= Slowsort =

Humorous sorting algorithm

Slowsort is a sorting algorithm. It is of humorous nature and not useful for practical applications. It is a reluctant algorithm based on the principle of multiply and surrender (a parody formed by taking the opposites of divide and conquer). It was published in 1984 by Andrei Broder and Jorge Stolfi in their paper "Pessimal Algorithms and Simplexity Analysis" (a parody of optimal algorithms and complexity analysis).

==Algorithm==
Slowsort is a recursive algorithm.
- It sorts in-place.
- It is an unstable sort. (It might change the order of equal-valued keys.)
A pseudocode implementation is given below:

procedure slowsort(A[], start_idx, end_idx) // Sort array range A[start ... end] in-place.
    if start_idx ≥ end_idx then
        return

    middle_idx := floor( (start_idx + end_idx)/2 )
    slowsort(A, start_idx, middle_idx) // (1.1)
    slowsort(A, middle_idx + 1, end_idx) // (1.2)
    if A[end_idx] < A[middle_idx] then
        swap (A, end_idx, middle_idx) // (1.3)

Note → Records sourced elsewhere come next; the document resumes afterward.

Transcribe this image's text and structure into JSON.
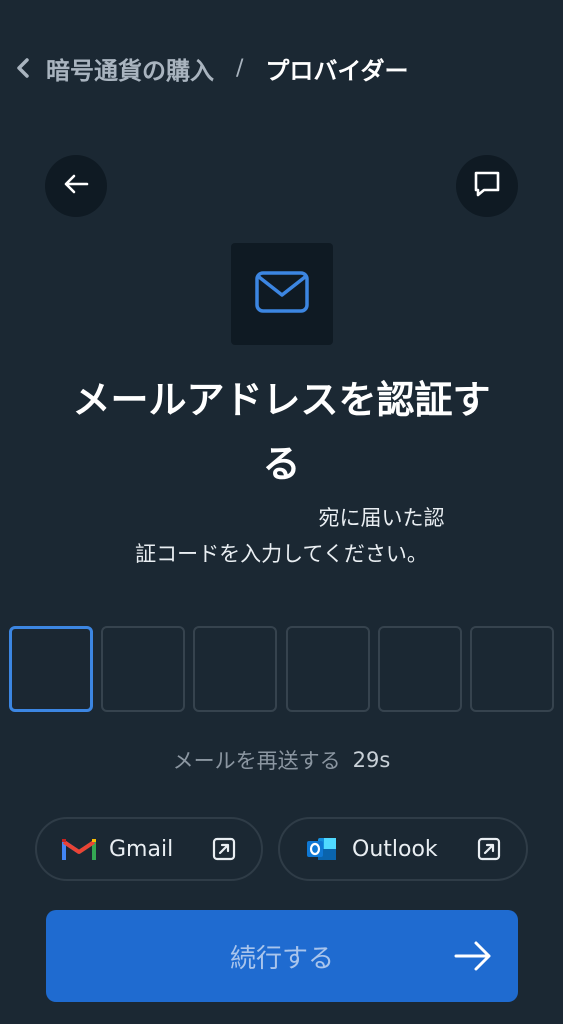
{
  "breadcrumb": {
    "parent": "暗号通貨の購入",
    "separator": "/",
    "current": "プロバイダー"
  },
  "header": {
    "title_line1": "メールアドレスを認証す",
    "title_line2": "る",
    "subtitle_line1": "宛に届いた認",
    "subtitle_line2": "証コードを入力してください。"
  },
  "otp": {
    "boxes": [
      "",
      "",
      "",
      "",
      "",
      ""
    ]
  },
  "resend": {
    "label": "メールを再送する",
    "timer": "29s"
  },
  "mail_apps": {
    "gmail_label": "Gmail",
    "outlook_label": "Outlook"
  },
  "continue_button": {
    "label": "続行する"
  },
  "colors": {
    "background": "#1b2833",
    "accent": "#1f6bd0",
    "focus": "#3c86e2"
  },
  "icons": {
    "breadcrumb_back": "chevron-left-icon",
    "back": "arrow-left-icon",
    "chat": "chat-bubble-icon",
    "mail": "envelope-icon",
    "gmail": "gmail-logo-icon",
    "outlook": "outlook-logo-icon",
    "external": "external-link-icon",
    "continue": "arrow-right-icon"
  }
}
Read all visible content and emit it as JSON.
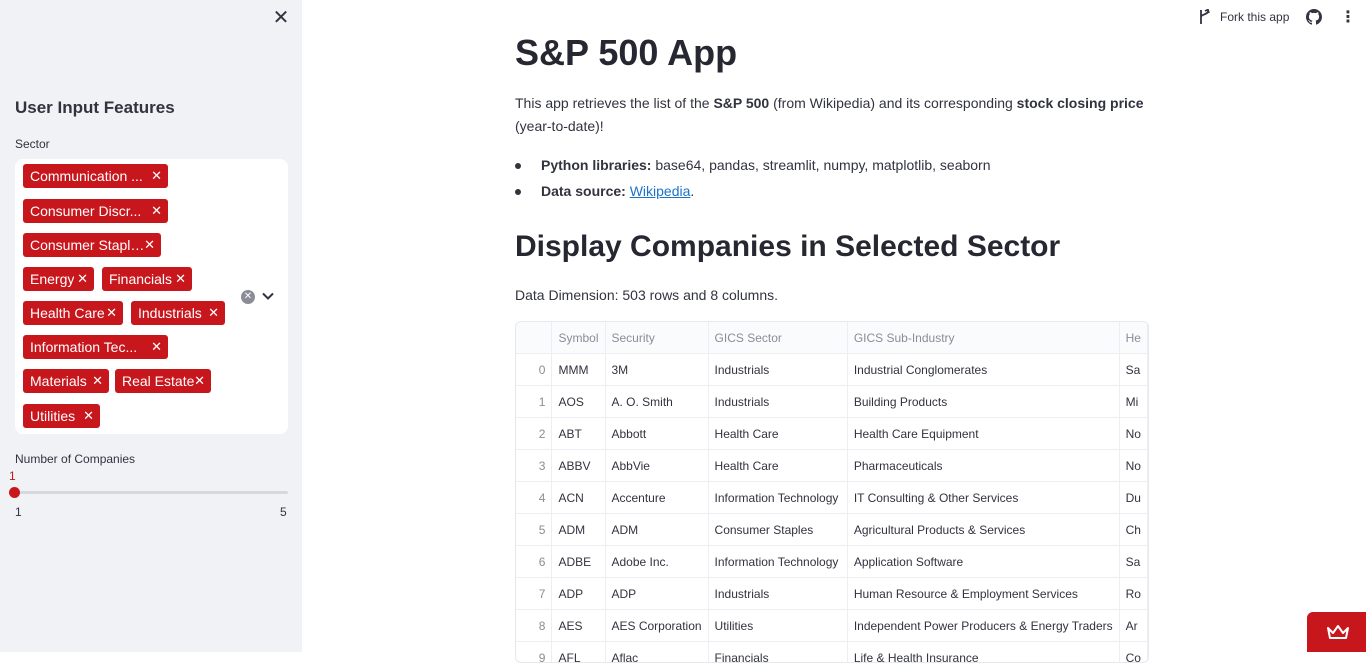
{
  "sidebar": {
    "title": "User Input Features",
    "sector_label": "Sector",
    "sector_tags": [
      "Communication Services",
      "Consumer Discretionary",
      "Consumer Staples",
      "Energy",
      "Financials",
      "Health Care",
      "Industrials",
      "Information Technology",
      "Materials",
      "Real Estate",
      "Utilities"
    ],
    "sector_tags_display": [
      "Communication ...",
      "Consumer Discr...",
      "Consumer Staples",
      "Energy",
      "Financials",
      "Health Care",
      "Industrials",
      "Information Tec...",
      "Materials",
      "Real Estate",
      "Utilities"
    ],
    "slider": {
      "label": "Number of Companies",
      "value": "1",
      "min": "1",
      "max": "5"
    }
  },
  "header": {
    "fork_label": "Fork this app"
  },
  "main": {
    "title": "S&P 500 App",
    "intro_prefix": "This app retrieves the list of the ",
    "intro_bold1": "S&P 500",
    "intro_mid": " (from Wikipedia) and its corresponding ",
    "intro_bold2": "stock closing price",
    "intro_suffix": " (year-to-date)!",
    "bullet1_label": "Python libraries:",
    "bullet1_text": " base64, pandas, streamlit, numpy, matplotlib, seaborn",
    "bullet2_label": "Data source:",
    "bullet2_link": "Wikipedia",
    "bullet2_end": ".",
    "section_title": "Display Companies in Selected Sector",
    "dimension_text": "Data Dimension: 503 rows and 8 columns.",
    "table": {
      "columns": [
        "",
        "Symbol",
        "Security",
        "GICS Sector",
        "GICS Sub-Industry",
        "He"
      ],
      "rows": [
        [
          "0",
          "MMM",
          "3M",
          "Industrials",
          "Industrial Conglomerates",
          "Sa"
        ],
        [
          "1",
          "AOS",
          "A. O. Smith",
          "Industrials",
          "Building Products",
          "Mi"
        ],
        [
          "2",
          "ABT",
          "Abbott",
          "Health Care",
          "Health Care Equipment",
          "No"
        ],
        [
          "3",
          "ABBV",
          "AbbVie",
          "Health Care",
          "Pharmaceuticals",
          "No"
        ],
        [
          "4",
          "ACN",
          "Accenture",
          "Information Technology",
          "IT Consulting & Other Services",
          "Du"
        ],
        [
          "5",
          "ADM",
          "ADM",
          "Consumer Staples",
          "Agricultural Products & Services",
          "Ch"
        ],
        [
          "6",
          "ADBE",
          "Adobe Inc.",
          "Information Technology",
          "Application Software",
          "Sa"
        ],
        [
          "7",
          "ADP",
          "ADP",
          "Industrials",
          "Human Resource & Employment Services",
          "Ro"
        ],
        [
          "8",
          "AES",
          "AES Corporation",
          "Utilities",
          "Independent Power Producers & Energy Traders",
          "Ar"
        ],
        [
          "9",
          "AFL",
          "Aflac",
          "Financials",
          "Life & Health Insurance",
          "Co"
        ]
      ]
    }
  },
  "colors": {
    "accent": "#c8161d",
    "sidebar_bg": "#f0f2f6",
    "text": "#31333f",
    "link": "#1a73c8"
  },
  "icons": [
    "close-icon",
    "clear-all-icon",
    "chevron-down-icon",
    "fork-icon",
    "github-icon",
    "more-vertical-icon",
    "crown-icon"
  ]
}
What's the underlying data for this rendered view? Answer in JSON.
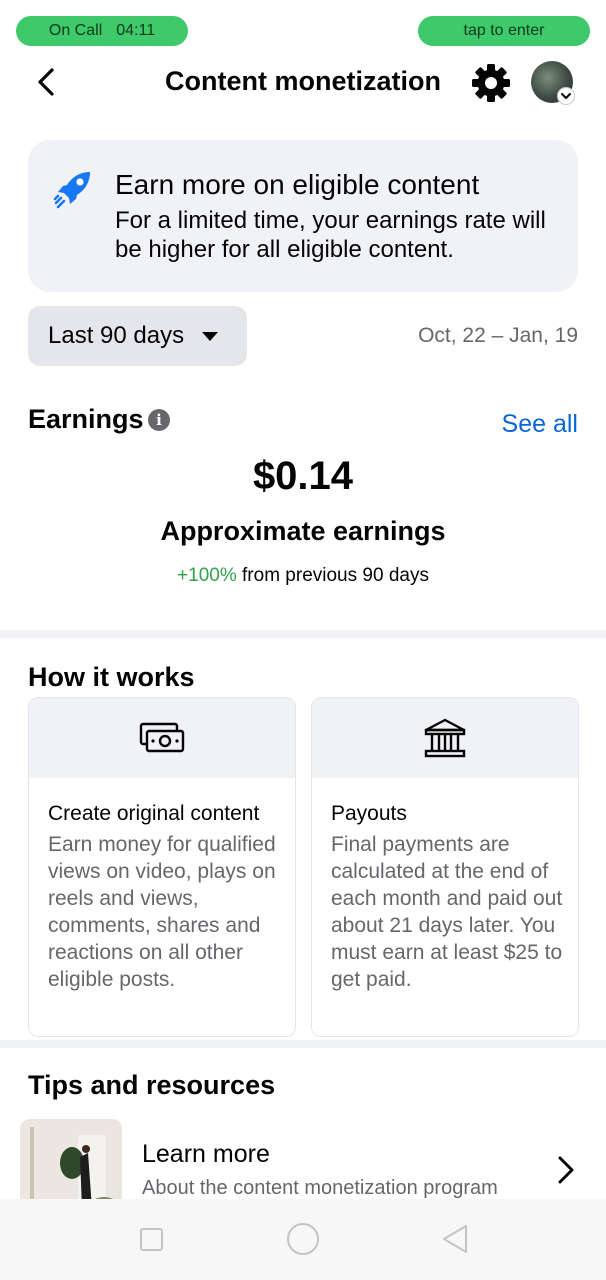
{
  "status": {
    "call_label": "On Call",
    "call_time": "04:11",
    "tap_label": "tap to enter"
  },
  "header": {
    "title": "Content monetization",
    "back_icon": "back-arrow-icon",
    "settings_icon": "gear-icon"
  },
  "promo": {
    "icon": "rocket-icon",
    "title": "Earn more on eligible content",
    "body": "For a limited time, your earnings rate will be higher for all eligible content."
  },
  "filter": {
    "selected": "Last 90 days",
    "date_range": "Oct, 22 – Jan, 19"
  },
  "earnings": {
    "heading": "Earnings",
    "see_all": "See all",
    "amount": "$0.14",
    "label": "Approximate earnings",
    "change": "+100%",
    "change_suffix": " from previous 90 days"
  },
  "how_it_works": {
    "heading": "How it works",
    "cards": [
      {
        "icon": "cash-icon",
        "title": "Create original content",
        "body": "Earn money for qualified views on video, plays on reels and views, comments, shares and reactions on all other eligible posts."
      },
      {
        "icon": "bank-icon",
        "title": "Payouts",
        "body": "Final payments are calculated at the end of each month and paid out about 21 days later. You must earn at least $25 to get paid."
      }
    ]
  },
  "tips": {
    "heading": "Tips and resources",
    "items": [
      {
        "title": "Learn more",
        "subtitle": "About the content monetization program"
      }
    ]
  },
  "colors": {
    "accent_blue": "#0866d6",
    "positive_green": "#31a24c",
    "call_pill_green": "#3ec96a",
    "secondary_text": "#65676b",
    "card_bg": "#f0f2f5"
  }
}
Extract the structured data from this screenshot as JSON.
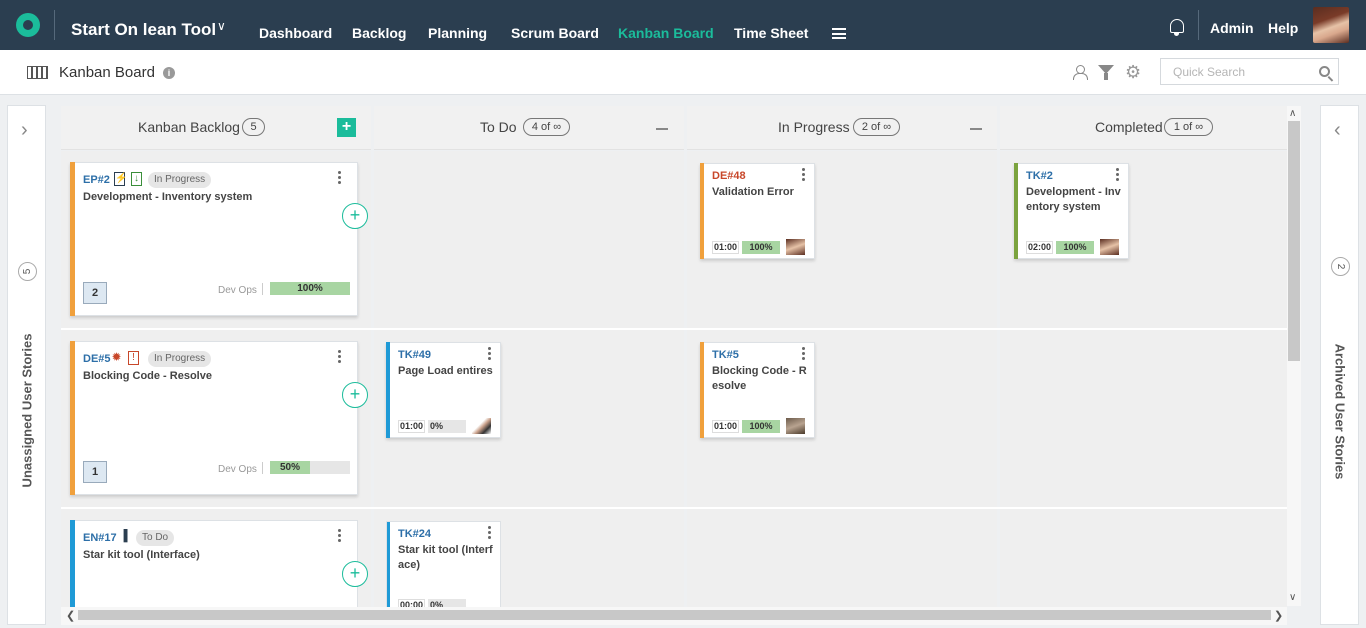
{
  "header": {
    "app_title": "Start On lean Tool",
    "nav": [
      "Dashboard",
      "Backlog",
      "Planning",
      "Scrum Board",
      "Kanban Board",
      "Time Sheet"
    ],
    "active_nav": "Kanban Board",
    "admin": "Admin",
    "help": "Help"
  },
  "subbar": {
    "page_title": "Kanban Board",
    "search_placeholder": "Quick Search"
  },
  "left_panel": {
    "label": "Unassigned User Stories",
    "count": "5"
  },
  "right_panel": {
    "label": "Archived User Stories",
    "count": "2"
  },
  "columns": [
    {
      "title": "Kanban Backlog",
      "count": "5"
    },
    {
      "title": "To Do",
      "count": "4 of ∞"
    },
    {
      "title": "In Progress",
      "count": "2 of ∞"
    },
    {
      "title": "Completed",
      "count": "1 of ∞"
    }
  ],
  "stories": [
    {
      "id": "EP#2",
      "status": "In Progress",
      "title": "Development - Inventory system",
      "count": "2",
      "team": "Dev Ops",
      "progress": 100,
      "progress_label": "100%",
      "color": "#f0a03c",
      "id_color": "#2d6fa8"
    },
    {
      "id": "DE#5",
      "status": "In Progress",
      "title": "Blocking Code - Resolve",
      "count": "1",
      "team": "Dev Ops",
      "progress": 50,
      "progress_label": "50%",
      "color": "#f0a03c",
      "id_color": "#2d6fa8"
    },
    {
      "id": "EN#17",
      "status": "To Do",
      "title": "Star kit tool (Interface)",
      "color": "#1f9ad6",
      "id_color": "#2d6fa8"
    }
  ],
  "tasks": [
    {
      "id": "DE#48",
      "title": "Validation Error",
      "time": "01:00",
      "progress": 100,
      "progress_label": "100%",
      "color": "#f0a03c",
      "id_color": "#c8472a"
    },
    {
      "id": "TK#2",
      "title": "Development - Inventory system",
      "time": "02:00",
      "progress": 100,
      "progress_label": "100%",
      "color": "#7ba33e",
      "id_color": "#2d6fa8"
    },
    {
      "id": "TK#49",
      "title": "Page Load entires",
      "time": "01:00",
      "progress": 0,
      "progress_label": "0%",
      "color": "#1f9ad6",
      "id_color": "#2d6fa8"
    },
    {
      "id": "TK#5",
      "title": "Blocking Code - Resolve",
      "time": "01:00",
      "progress": 100,
      "progress_label": "100%",
      "color": "#f0a03c",
      "id_color": "#2d6fa8"
    },
    {
      "id": "TK#24",
      "title": "Star kit tool (Interface)",
      "time": "00:00",
      "progress": 0,
      "progress_label": "0%",
      "color": "#1f9ad6",
      "id_color": "#2d6fa8"
    }
  ],
  "colors": {
    "header_bg": "#2b3e50",
    "accent": "#1bbc9b"
  }
}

    slowsort(A, start_idx, end_idx - 1) // (2)

- Sort the first half, recursively. (1.1)
- Sort the second half, recursively. (1.2)
- Find the maximum of the whole array by comparing the results of 1.1 and 1.2, and place it at the end of the list. (1.3)
- Sort the entire list (except for the maximum now at the end), recursively. (2)

An unoptimized implementation in Haskell (purely functional) may look as follows:

slowsort :: (Ord a) => [a] -> [a]
slowsort xs
  | length xs <= 1 = xs
  | otherwise = slowsort xs' ++ [max llast rlast] -- (2)
  where m = length xs `div` 2
        l = slowsort $ take m xs -- (1.1)
        r = slowsort $ drop m xs -- (1.2)
        llast = last l
        rlast = last r
        xs' = init l ++ min llast rlast : init r

==Complexity Analysis==
The time complexity of Slowsort is given by the function $T(n) = 2 T(n/2) + T(n-1) + 1$. It can be found by creating a recurrence relation of the initial recursive calls (1.1) and (1.2) respectively and summing the final recursive call (2) and modelling the other operations as a constant (+1) in this case. This gives a lower asymptotic bound for $T(n)$, which in Landau notation is given as $\Omega\left(n^{ \log_2(n)/(2+\epsilon)}\right)$ for any $\epsilon > 0$. Therefore Slowsort is not in polynomial time.